Monday, July 30, 2007
P104

Platencin: A Potent Broad Spectrum Antibiotic from Streptomyces sp

Hiranthi Jayasuriya1, Kithsiri B. Herath1, Chaowei Zhang1, Deborah L. Zink1, Sang Ho Lee1, Maria Teresa Diez2, Olga Genilloud2, Angela Basilio2, Francisca Vicente2, Fernando Pelaez2, Oscar Salazar2, Ignacio González2, Katherine Young1, Jun Wang1, and Sheo B. Singh1. (1) Natural products chemistry, Merck Research Laboratories, P.O.Box 2000, Rahway, NJ 08820, (2) CIBE, Merck Sharp & Dohme de Espana, Merck Research Laboratories, S. A. Josefa Valcárcel, Madrid, Spain

Screening of natural product extracts employing differential sensitivity whole-cell two-plate agar diffusion assays led us to the discovery of a FabF specific fermentation produced by a Streptomyces sp. isolated from a soil sample collected in Minut II(Mallorca) in Spain.

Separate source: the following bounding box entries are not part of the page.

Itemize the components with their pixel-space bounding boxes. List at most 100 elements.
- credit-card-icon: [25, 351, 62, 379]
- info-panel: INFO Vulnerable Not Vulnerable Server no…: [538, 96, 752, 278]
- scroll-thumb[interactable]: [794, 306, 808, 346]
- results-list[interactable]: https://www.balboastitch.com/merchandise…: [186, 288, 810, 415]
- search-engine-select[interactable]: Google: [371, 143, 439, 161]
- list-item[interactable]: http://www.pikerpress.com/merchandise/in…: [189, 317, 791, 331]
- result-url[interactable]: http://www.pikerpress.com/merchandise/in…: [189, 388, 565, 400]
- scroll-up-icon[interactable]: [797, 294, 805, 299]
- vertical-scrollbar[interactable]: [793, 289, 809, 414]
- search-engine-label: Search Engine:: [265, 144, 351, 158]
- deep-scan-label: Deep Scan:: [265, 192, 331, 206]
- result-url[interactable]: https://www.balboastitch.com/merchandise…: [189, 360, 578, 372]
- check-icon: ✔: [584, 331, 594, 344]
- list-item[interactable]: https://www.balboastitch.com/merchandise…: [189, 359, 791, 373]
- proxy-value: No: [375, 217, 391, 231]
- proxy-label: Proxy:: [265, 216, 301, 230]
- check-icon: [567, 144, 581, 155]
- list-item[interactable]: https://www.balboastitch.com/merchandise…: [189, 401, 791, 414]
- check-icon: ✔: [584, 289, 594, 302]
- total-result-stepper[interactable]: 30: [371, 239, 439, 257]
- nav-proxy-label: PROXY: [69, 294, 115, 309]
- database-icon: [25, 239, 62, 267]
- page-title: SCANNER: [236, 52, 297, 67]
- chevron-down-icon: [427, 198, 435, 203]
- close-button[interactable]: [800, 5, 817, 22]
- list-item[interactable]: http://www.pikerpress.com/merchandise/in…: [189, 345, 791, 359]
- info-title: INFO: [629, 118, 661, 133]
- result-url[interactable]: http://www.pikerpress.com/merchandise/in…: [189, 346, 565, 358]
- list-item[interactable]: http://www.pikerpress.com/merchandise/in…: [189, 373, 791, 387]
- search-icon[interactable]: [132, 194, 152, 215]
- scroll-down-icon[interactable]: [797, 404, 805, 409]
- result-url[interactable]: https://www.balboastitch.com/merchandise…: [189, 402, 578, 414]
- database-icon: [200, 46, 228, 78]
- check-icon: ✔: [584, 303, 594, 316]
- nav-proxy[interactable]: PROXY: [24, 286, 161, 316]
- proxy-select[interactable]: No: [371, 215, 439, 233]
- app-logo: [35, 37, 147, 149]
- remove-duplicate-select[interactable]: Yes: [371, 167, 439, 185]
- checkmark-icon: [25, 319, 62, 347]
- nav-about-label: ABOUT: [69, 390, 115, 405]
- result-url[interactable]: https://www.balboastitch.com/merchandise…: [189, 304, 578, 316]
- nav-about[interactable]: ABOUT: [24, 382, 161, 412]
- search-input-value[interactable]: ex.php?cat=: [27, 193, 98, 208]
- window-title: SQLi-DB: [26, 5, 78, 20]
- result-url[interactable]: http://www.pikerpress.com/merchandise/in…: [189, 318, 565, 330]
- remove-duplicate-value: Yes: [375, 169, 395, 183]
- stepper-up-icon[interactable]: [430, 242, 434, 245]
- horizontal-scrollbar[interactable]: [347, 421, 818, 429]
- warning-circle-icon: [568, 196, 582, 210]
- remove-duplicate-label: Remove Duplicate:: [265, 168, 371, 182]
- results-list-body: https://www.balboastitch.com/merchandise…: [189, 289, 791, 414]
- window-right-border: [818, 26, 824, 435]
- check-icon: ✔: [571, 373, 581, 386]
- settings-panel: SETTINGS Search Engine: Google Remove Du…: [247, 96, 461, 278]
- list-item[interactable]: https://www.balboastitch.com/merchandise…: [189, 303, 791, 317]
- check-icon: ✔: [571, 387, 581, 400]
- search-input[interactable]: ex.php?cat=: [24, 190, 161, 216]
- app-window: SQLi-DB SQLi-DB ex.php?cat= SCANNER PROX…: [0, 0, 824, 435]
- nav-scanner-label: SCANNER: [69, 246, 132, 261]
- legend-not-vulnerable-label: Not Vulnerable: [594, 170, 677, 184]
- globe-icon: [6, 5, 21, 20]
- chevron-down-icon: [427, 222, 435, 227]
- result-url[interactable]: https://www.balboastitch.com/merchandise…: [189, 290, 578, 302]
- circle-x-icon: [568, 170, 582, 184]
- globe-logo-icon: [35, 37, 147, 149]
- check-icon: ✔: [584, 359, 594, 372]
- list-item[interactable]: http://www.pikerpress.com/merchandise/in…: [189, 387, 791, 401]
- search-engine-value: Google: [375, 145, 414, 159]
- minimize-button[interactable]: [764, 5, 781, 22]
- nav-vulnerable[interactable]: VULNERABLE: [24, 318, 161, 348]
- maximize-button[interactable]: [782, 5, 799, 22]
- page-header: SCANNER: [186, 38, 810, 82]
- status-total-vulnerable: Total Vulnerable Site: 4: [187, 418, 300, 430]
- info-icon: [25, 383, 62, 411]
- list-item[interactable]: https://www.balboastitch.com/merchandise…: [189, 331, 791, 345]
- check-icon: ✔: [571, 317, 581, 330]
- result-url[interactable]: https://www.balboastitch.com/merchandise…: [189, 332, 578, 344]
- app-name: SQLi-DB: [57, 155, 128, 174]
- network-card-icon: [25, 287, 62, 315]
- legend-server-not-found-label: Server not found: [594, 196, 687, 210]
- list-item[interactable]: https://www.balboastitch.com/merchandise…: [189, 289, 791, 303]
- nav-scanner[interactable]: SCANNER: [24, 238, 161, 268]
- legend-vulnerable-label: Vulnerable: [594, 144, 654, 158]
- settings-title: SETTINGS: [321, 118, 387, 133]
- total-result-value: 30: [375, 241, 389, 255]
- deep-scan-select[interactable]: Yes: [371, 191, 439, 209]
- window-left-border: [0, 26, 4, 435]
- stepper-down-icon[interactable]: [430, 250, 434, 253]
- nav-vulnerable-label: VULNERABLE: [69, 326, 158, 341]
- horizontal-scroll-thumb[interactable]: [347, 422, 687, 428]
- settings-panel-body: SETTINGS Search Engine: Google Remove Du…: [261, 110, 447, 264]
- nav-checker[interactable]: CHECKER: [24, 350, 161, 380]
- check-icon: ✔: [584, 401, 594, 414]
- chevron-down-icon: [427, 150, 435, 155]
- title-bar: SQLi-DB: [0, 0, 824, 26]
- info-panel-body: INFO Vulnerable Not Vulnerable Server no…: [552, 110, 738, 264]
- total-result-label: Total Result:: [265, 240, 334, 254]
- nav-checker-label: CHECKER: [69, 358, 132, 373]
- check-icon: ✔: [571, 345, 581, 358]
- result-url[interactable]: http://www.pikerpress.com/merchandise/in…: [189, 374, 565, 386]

Bioassay guided fractionation of this extract led to the isolation of the novel antibiotic platencin, which is a potent and selective inhibitor of FabF. The novel structure of platencin was elucidated by NMR as a tetracyclic ketolide connected to 3-amino-2, 4-dihydroxy benzoic acid via a two carbon chain through an amide bond. Platencin exhibits a broad spectrum Gram-positive antibacterial activity through inhibition of fatty acid biosynthesis. It does not exhibit cross-resistance to key antibiotic resistant strains tested, including methicillin-resistant Staphylococcus aureus, vancomycin-intermediate S. aureus and vancomycin-resistant Enterococci. Platencin shows potent in vivo efficacy without any observed toxicity. It targets two essential proteins, beta-ketoacyl-[acyl-carrier-protein (ACP)] synthase II (FabF), and III (FabH) with IC50 values of 1.95 and 3.91 µg/ml respectively. Platencin is structurally related to platensimycin, another antibiotic isolated from Streptomyces platensis. However, platensimycin only targets FabF (IC50 0.13 µg/ml) in S. aureus, emphasizing the fact that more antibiotics with novel structures and new modes of action can be discovered utilizing this novel antisense differential sensitivity whole-cell screening paradigm. Isolation, structure and activity of platencin will be described.